- Recensioni, Thriller

Il nome della rosa

il nome della rosa locandinaTitolo originale: The name of the rose

Regia: Jean-Jacques Annaud

Sceneggiatura: Andrew Birkin, Gérard Brach, Howard Franklin, Alain Godard

Cast: Sean Connery, Christian Slater, F.Murray Abraham

Musiche: James Horner

Produzione: Italia, Germania, Francia 1986

Genere: Thriller

Durata: 130 minuti

logo 20th century fox   Trailer

 

christian slater e sean connery ne il nome della rosa  f. murray abraham e michael lonsdale  il nome della rosa sala amanuensi

 

Regia: stellastellastellastella

Interpretazione: stellastellastellastella

Sceneggiatura: stellastellastellastella

Musica: stellastellastella

Giudizio: stellastellastellastella

 

Trama

Medioevo. In un’abbazia benedettina dell’Italia del nord giungono il dotto frate Guglielmo da Baskerville (Sean Connery) e il suo allievo Adso De Melk (Christian Slater), chiamati a indagare su alcune morti violente. Fra presunti eretici e accuse mosse dalla spietata Inquisizione, si presume che alla base degli omicidi si celi un misterioso libro.

Recensione

Il romanzo Il nome della rosa di Umberto Eco necessitava per argomenti e valenza storica di una trasposizione cinematografica che fosse all’altezza della sua espressività letteraria e delle sue profonde deduzioni.

Ebbene, il progetto ha avuto esito con una certa ambizione, una co-produzione notevolmente studiata e messa in atto unendo visioni e risorse di Italia, Germania e Francia, un’alleanza logistica forte e matura.

Il regista Jean-Jacques Annaud si prodiga a favore di una sceneggiatura difficile, molto intricata, ricca di intrecci e parafrasi talvolta ambigue, tenendo in conto il fatto che storicamente la vicenda è collocata e proprio per questo non suscettibile di alcun errore di leggerezza.

L’impegno, tuttavia, non si presenta gravoso solo per la regia, ma anche per la scenografia, obbligata a ricostruire uno sfondo credibile a livello temporale e pregno quanto basta di misticismo. L’abile Dante Ferretti ha fatto di più, allestendo il set nell’antica abbazia di Eberbach e arricchendone gli interni con uno stile perfettamente idoneo all’epoca medievale.
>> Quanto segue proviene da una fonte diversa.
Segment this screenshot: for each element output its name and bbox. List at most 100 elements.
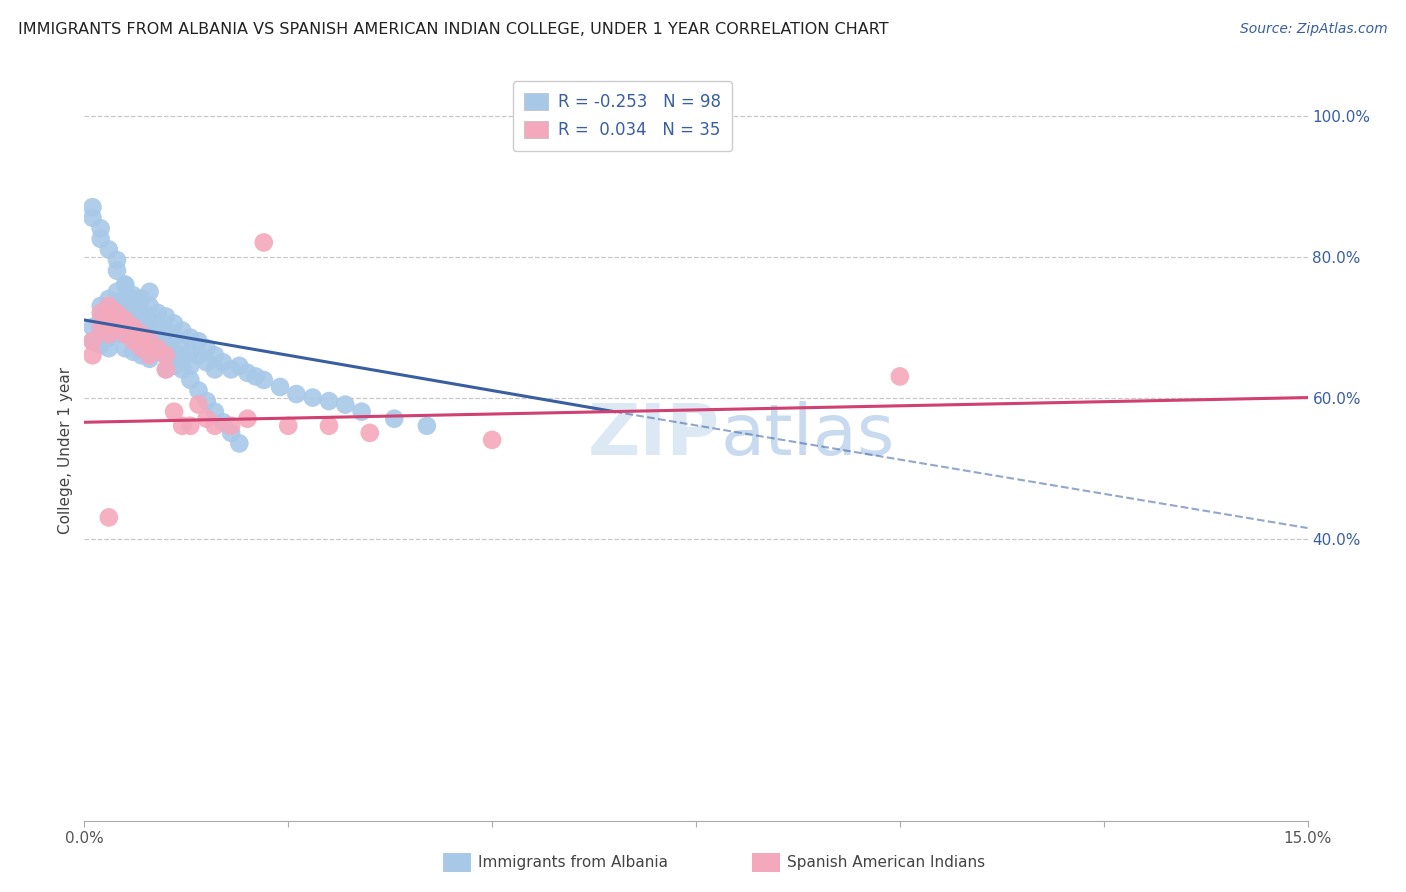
Point <box>163 405 186 419</box>
Point <box>253 373 276 387</box>
Point <box>155 348 177 362</box>
Point <box>219 418 242 433</box>
Point <box>114 327 136 342</box>
Point <box>146 341 169 355</box>
Point <box>301 391 323 405</box>
Point <box>146 331 169 345</box>
Point <box>105 327 128 342</box>
Point <box>155 337 177 351</box>
Point <box>204 362 226 376</box>
Point <box>114 277 136 292</box>
Point <box>90 337 112 351</box>
Text: IMMIGRANTS FROM ALBANIA VS SPANISH AMERICAN INDIAN COLLEGE, UNDER 1 YEAR CORRELA: IMMIGRANTS FROM ALBANIA VS SPANISH AMERI… <box>18 22 889 37</box>
Point <box>97 510 120 524</box>
Point <box>163 317 186 331</box>
Point <box>114 327 136 342</box>
Point <box>97 292 120 306</box>
Y-axis label: College, Under 1 year: College, Under 1 year <box>58 367 73 534</box>
Point <box>82 211 104 225</box>
Point <box>122 331 145 345</box>
Point <box>172 418 194 433</box>
Point <box>97 327 120 342</box>
Text: Spanish American Indians: Spanish American Indians <box>787 855 986 870</box>
Point <box>179 331 201 345</box>
Text: atlas: atlas <box>720 401 894 470</box>
Point <box>138 285 160 299</box>
Point <box>122 334 145 348</box>
Point <box>105 285 128 299</box>
Point <box>122 302 145 317</box>
Point <box>195 355 218 369</box>
Point <box>131 306 153 320</box>
Point <box>277 418 299 433</box>
Point <box>416 418 439 433</box>
Point <box>359 425 381 440</box>
Point <box>195 394 218 409</box>
Point <box>163 344 186 359</box>
Point <box>187 398 209 412</box>
Point <box>204 405 226 419</box>
Point <box>155 348 177 362</box>
Point <box>204 348 226 362</box>
Point <box>481 433 503 447</box>
Point <box>155 362 177 376</box>
Point <box>146 306 169 320</box>
Point <box>163 331 186 345</box>
Point <box>90 324 112 338</box>
Point <box>889 369 911 384</box>
Point <box>228 359 250 373</box>
Point <box>172 337 194 351</box>
Point <box>90 313 112 327</box>
Legend: R = -0.253   N = 98, R =  0.034   N = 35: R = -0.253 N = 98, R = 0.034 N = 35 <box>513 81 733 151</box>
Point <box>105 306 128 320</box>
Point <box>90 320 112 334</box>
Point <box>105 263 128 277</box>
Point <box>122 320 145 334</box>
Point <box>179 418 201 433</box>
Point <box>82 200 104 214</box>
Point <box>82 348 104 362</box>
Point <box>318 394 340 409</box>
Point <box>114 292 136 306</box>
Point <box>138 299 160 313</box>
Point <box>163 351 186 366</box>
Point <box>335 398 357 412</box>
Point <box>97 306 120 320</box>
Point <box>131 320 153 334</box>
Point <box>195 411 218 425</box>
Point <box>105 313 128 327</box>
Point <box>350 405 373 419</box>
Point <box>90 306 112 320</box>
Point <box>187 348 209 362</box>
Point <box>97 243 120 257</box>
Point <box>212 355 235 369</box>
Point <box>382 411 405 425</box>
Point <box>131 341 153 355</box>
Point <box>253 235 276 250</box>
Point <box>155 341 177 355</box>
Point <box>131 334 153 348</box>
Point <box>269 380 291 394</box>
Point <box>82 334 104 348</box>
Point <box>82 334 104 348</box>
Point <box>131 292 153 306</box>
Point <box>114 341 136 355</box>
Point <box>146 344 169 359</box>
Text: ZIP: ZIP <box>588 401 720 470</box>
Point <box>187 334 209 348</box>
Point <box>236 411 259 425</box>
Point <box>172 362 194 376</box>
Point <box>105 299 128 313</box>
Point <box>97 331 120 345</box>
Point <box>114 317 136 331</box>
Point <box>97 341 120 355</box>
Text: Immigrants from Albania: Immigrants from Albania <box>478 855 668 870</box>
Point <box>131 306 153 320</box>
Point <box>97 313 120 327</box>
Point <box>236 366 259 380</box>
Point <box>122 344 145 359</box>
Point <box>219 425 242 440</box>
Point <box>82 320 104 334</box>
Point <box>179 344 201 359</box>
Point <box>155 310 177 324</box>
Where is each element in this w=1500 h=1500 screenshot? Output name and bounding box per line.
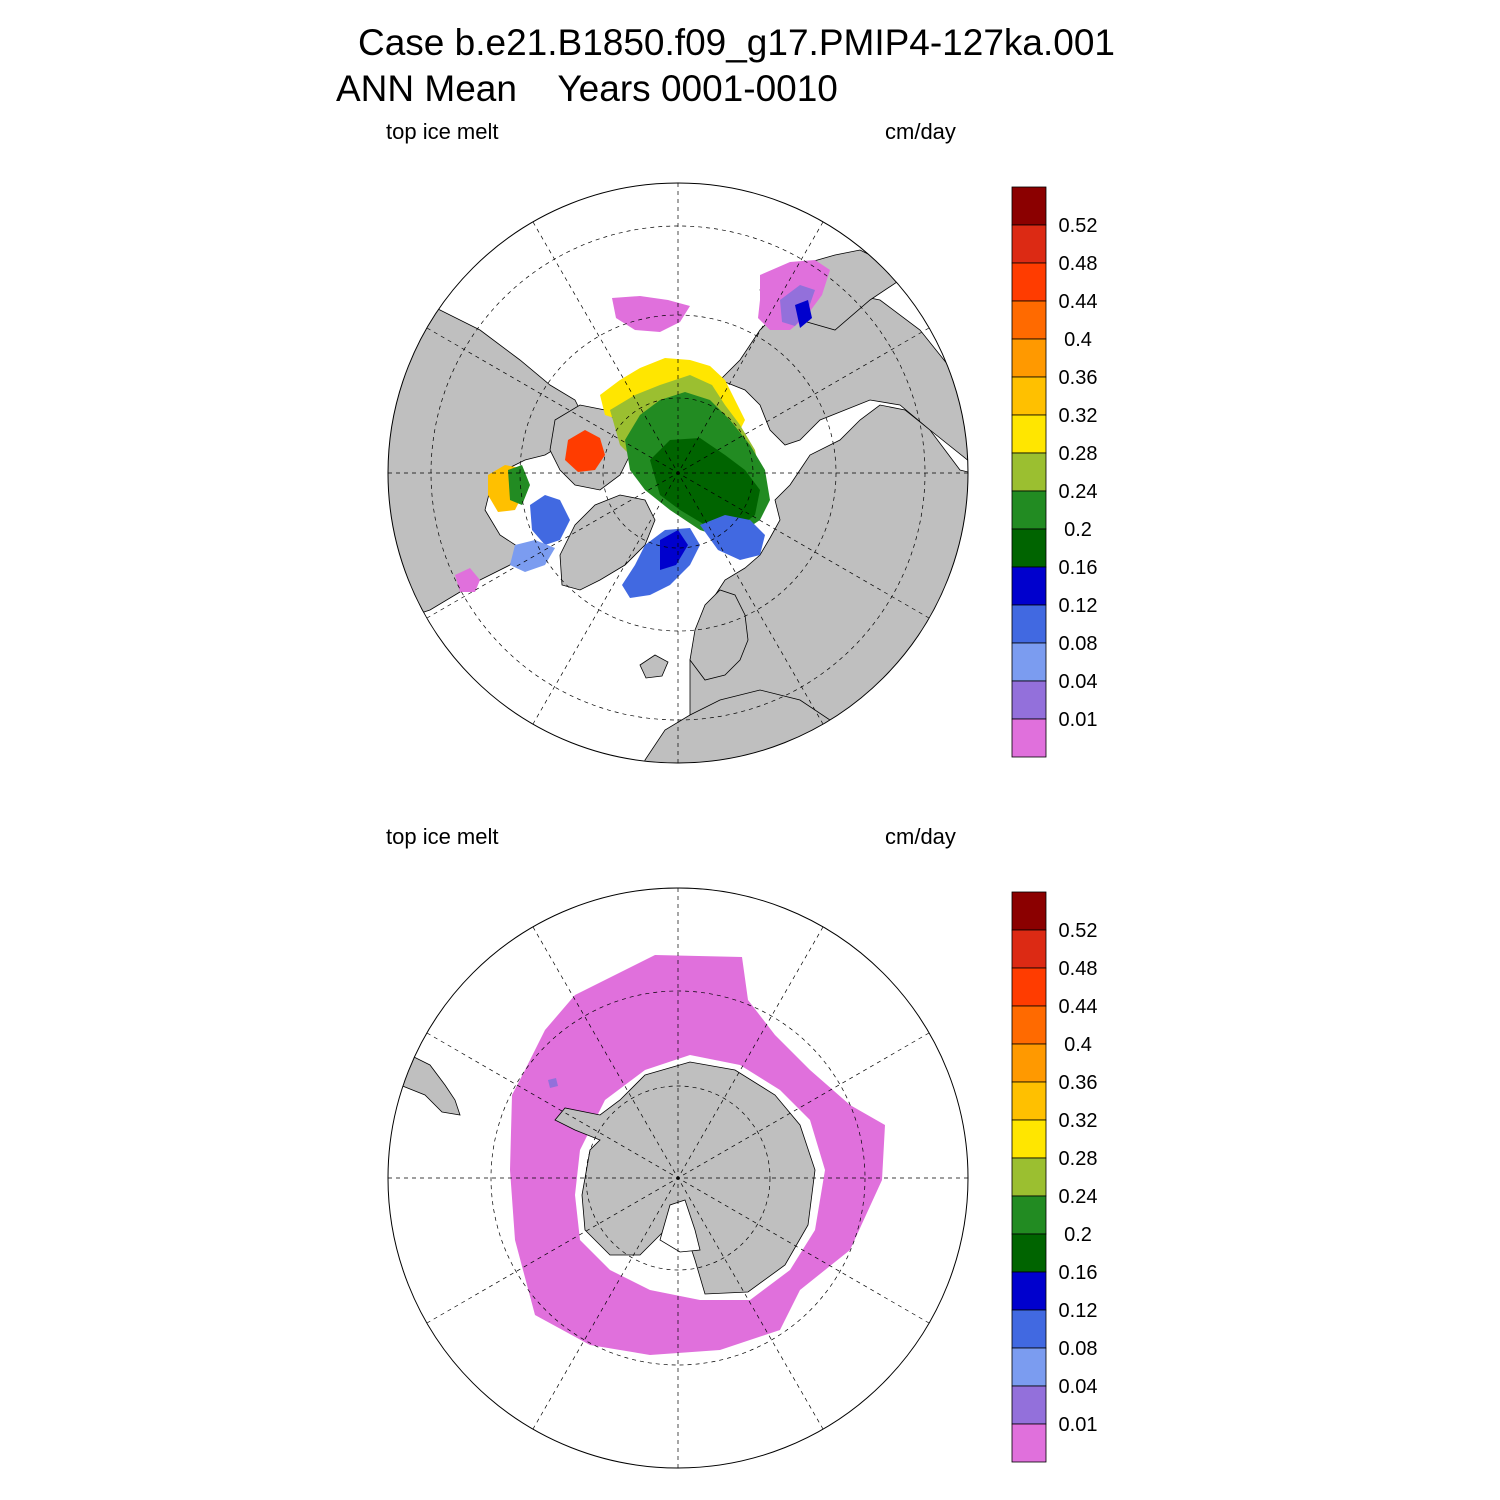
sh-frame (387, 887, 969, 1469)
nh-colorbar-label: 0.48 (1059, 253, 1098, 275)
sh-colorbar-label: 0.12 (1059, 1300, 1098, 1322)
sh-colorbar-label: 0.32 (1059, 1110, 1098, 1132)
sh-colorbar-label: 0.16 (1059, 1262, 1098, 1284)
sh-colorbar-label: 0.52 (1059, 920, 1098, 942)
nh-colorbar-label: 0.12 (1059, 595, 1098, 617)
nh-variable-label: top ice melt (386, 119, 499, 144)
nh-melt-greenland-east-darkblue (660, 530, 688, 570)
sh-colorbar-box (1011, 1423, 1047, 1463)
nh-colorbar-label: 0.36 (1059, 367, 1098, 389)
nh-colorbar-label: 0.16 (1059, 557, 1098, 579)
title-period: ANN Mean Years 0001-0010 (336, 68, 838, 109)
nh-colorbar: 0.52 0.48 0.44 0.4 0.36 0.32 0.28 0.24 0.2 0.16 0.… (1011, 186, 1098, 758)
nh-melt-barents-blue (700, 515, 765, 560)
sh-colorbar-box (1011, 1195, 1047, 1235)
sh-colorbar-label: 0.48 (1059, 958, 1098, 980)
nh-colorbar-box (1011, 338, 1047, 378)
nh-colorbar-label: 0.04 (1059, 671, 1098, 693)
sh-colorbar-label: 0.04 (1059, 1376, 1098, 1398)
sh-colorbar-label: 0.24 (1059, 1186, 1098, 1208)
nh-colorbar-label: 0.32 (1059, 405, 1098, 427)
nh-colorbar-box (1011, 224, 1047, 264)
nh-colorbar-label: 0.28 (1059, 443, 1098, 465)
nh-colorbar-label: 0.52 (1059, 215, 1098, 237)
nh-melt-pacific-pink (612, 296, 690, 332)
nh-graticule (388, 183, 968, 763)
sh-colorbar-label: 0.36 (1059, 1072, 1098, 1094)
nh-melt-arctic-darkgreen (650, 438, 760, 530)
sh-variable-label: top ice melt (386, 824, 499, 849)
sh-colorbar-box (1011, 929, 1047, 969)
nh-melt-archipelago-red (565, 430, 605, 472)
nh-colorbar-box (1011, 642, 1047, 682)
nh-melt-gulf-pink (455, 568, 480, 592)
sh-colorbar-box (1011, 1385, 1047, 1425)
nh-colorbar-box (1011, 566, 1047, 606)
nh-colorbar-label: 0.24 (1059, 481, 1098, 503)
sh-colorbar-box (1011, 1005, 1047, 1045)
sh-colorbar-box (1011, 1271, 1047, 1311)
nh-colorbar-box (1011, 300, 1047, 340)
sh-colorbar-box (1011, 967, 1047, 1007)
nh-colorbar-label: 0.01 (1059, 709, 1098, 731)
nh-units-label: cm/day (885, 119, 956, 144)
sh-colorbar-box (1011, 891, 1047, 931)
sh-units-label: cm/day (885, 824, 956, 849)
sh-colorbar-label: 0.01 (1059, 1414, 1098, 1436)
nh-colorbar-label: 0.4 (1064, 329, 1092, 351)
sh-colorbar-box (1011, 1157, 1047, 1197)
sh-colorbar-box (1011, 1347, 1047, 1387)
sh-melt-small-purple (548, 1078, 558, 1088)
nh-melt-hudson-green (508, 465, 530, 505)
sh-colorbar-label: 0.44 (1059, 996, 1098, 1018)
nh-land-greenland (559, 494, 656, 591)
nh-colorbar-label: 0.2 (1064, 519, 1092, 541)
nh-colorbar-box (1011, 186, 1047, 226)
nh-colorbar-label: 0.44 (1059, 291, 1098, 313)
nh-colorbar-label: 0.08 (1059, 633, 1098, 655)
nh-frame (387, 182, 969, 764)
nh-colorbar-box (1011, 262, 1047, 302)
sh-colorbar-label: 0.28 (1059, 1148, 1098, 1170)
sh-colorbar-box (1011, 1043, 1047, 1083)
nh-melt-okhotsk-blue (795, 300, 812, 328)
nh-land-iceland (639, 654, 669, 679)
sh-melt-ring-pink (510, 955, 885, 1355)
sh-colorbar-label: 0.08 (1059, 1338, 1098, 1360)
sh-graticule (388, 888, 968, 1468)
nh-land-scandinavia (689, 589, 749, 681)
nh-melt-labrador-lightblue (510, 540, 555, 572)
sh-map (387, 887, 969, 1469)
sh-colorbar-box (1011, 1081, 1047, 1121)
sh-ross-shelf (659, 1199, 701, 1253)
nh-colorbar-box (1011, 680, 1047, 720)
title-case: Case b.e21.B1850.f09_g17.PMIP4-127ka.001 (358, 22, 1116, 63)
nh-colorbar-box (1011, 528, 1047, 568)
sh-colorbar-box (1011, 1309, 1047, 1349)
sh-colorbar-box (1011, 1233, 1047, 1273)
nh-land-europe (639, 689, 861, 763)
nh-colorbar-box (1011, 718, 1047, 758)
sh-colorbar: 0.52 0.48 0.44 0.4 0.36 0.32 0.28 0.24 0.2 0.16 0.… (1011, 891, 1098, 1463)
nh-colorbar-box (1011, 490, 1047, 530)
nh-colorbar-box (1011, 414, 1047, 454)
sh-colorbar-box (1011, 1119, 1047, 1159)
nh-map (387, 182, 969, 764)
nh-colorbar-box (1011, 604, 1047, 644)
nh-colorbar-box (1011, 376, 1047, 416)
sh-colorbar-label: 0.4 (1064, 1034, 1092, 1056)
sh-colorbar-label: 0.2 (1064, 1224, 1092, 1246)
nh-colorbar-box (1011, 452, 1047, 492)
nh-melt-baffin-blue (530, 495, 570, 545)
La trama si inserisce in un contesto da thriller appassionante, ma in esso vi sono motivi ben più alti e culturalmente pregnanti, tali da stimolare a livello letterario l’immaginazione di coloro che credevano di sapere tutto sulla vita archetipica del religioso di fine ‘300.

Il nome della rosa tende a raccontare in modo diretto e a volte molto brusco ciò che si cela oltre le dinamiche del clero imperante, proiettando le idee colte di Eco nella narrativa visiva del film, senza ignorare le sfaccettature del suo libro.

L’opera dello scrittore italiano è ricco di rimandi che chiamano in causa filosofi e grandi artisti: uno su tutti, Aristotele, consegna il suo capolavoro Poetica nelle mani di una storia oscura a tinte gialle e dichiaratamente enigmatica. Come una detective story ampiamente strutturata e avvincente, troviamo il frate Guglielmo e il suo allievo nelle vesti di assistente a investigare su crimini dalla misteriosa natura, tesa a infittire una vicenda enfaticamente dogmatica.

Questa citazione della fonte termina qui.